Colonel Mehrishi advocates a mandatory supervision of all training and punishment by qualified instructors with a “ruthless, zero-tolerance ragging policy.” Most military veterans Asia Times spoke to believe that the problem also lies with the outdated officer-selection system.

Brigadier Patnaik says the existing personality and psychological tests that assess “officer-like qualities” only consider the behavioral process and observable responses, neglecting the mental processes that trigger actions and decisions.

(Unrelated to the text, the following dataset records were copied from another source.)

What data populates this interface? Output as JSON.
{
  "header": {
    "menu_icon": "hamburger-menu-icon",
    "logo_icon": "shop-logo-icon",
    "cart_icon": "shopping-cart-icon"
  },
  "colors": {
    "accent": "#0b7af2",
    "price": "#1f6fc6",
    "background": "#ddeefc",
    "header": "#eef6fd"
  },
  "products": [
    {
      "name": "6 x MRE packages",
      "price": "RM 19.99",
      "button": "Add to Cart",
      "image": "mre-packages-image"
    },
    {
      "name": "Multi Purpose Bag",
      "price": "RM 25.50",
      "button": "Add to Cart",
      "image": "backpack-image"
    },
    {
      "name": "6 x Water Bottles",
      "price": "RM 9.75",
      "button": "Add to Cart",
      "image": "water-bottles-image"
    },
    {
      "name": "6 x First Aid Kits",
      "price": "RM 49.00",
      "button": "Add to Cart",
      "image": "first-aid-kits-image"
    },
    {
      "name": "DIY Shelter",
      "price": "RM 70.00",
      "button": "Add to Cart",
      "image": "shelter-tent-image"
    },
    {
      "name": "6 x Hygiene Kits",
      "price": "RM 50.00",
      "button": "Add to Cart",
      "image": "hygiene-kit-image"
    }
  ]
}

He points that out tests such as the British Army Recruitment Battery and the Australian Computerized Cognitive Assessment Tool judge the mental processes and not the response.

Medical tests, Patnaik insists, should be revised to include exercises such as 1.6-kilometer shuttle runs, pushups, chin-ups, sit-ups etc to match with the physical capability required during training.

Dalvi argues that the British Raj-era selection and training system has destroyed the careers of many talented young potential officers.

(Parth Satam is a Navi Mumbai-based freelance writer and a member of 101Reporters.com, a pan-India network of grassroots reporters.)

Courtesy: Asia Times

Editors Note:

Having graduated from the NDA, I can say that a certain amount of ragging does take place, but it was never vindictive or violent as now seems to be the case. To say “that even cadets with backgrounds in sports find themselves underperforming in tasks such as a front roll”, is rubbish.

Extreme cases of ragging may be the exception rather than the rule. The Divisional officers of each squadron need to keep a strict watch on the activities in the Squadron lines, especially during silent hours, to ensure that the ragging does not get out of hand.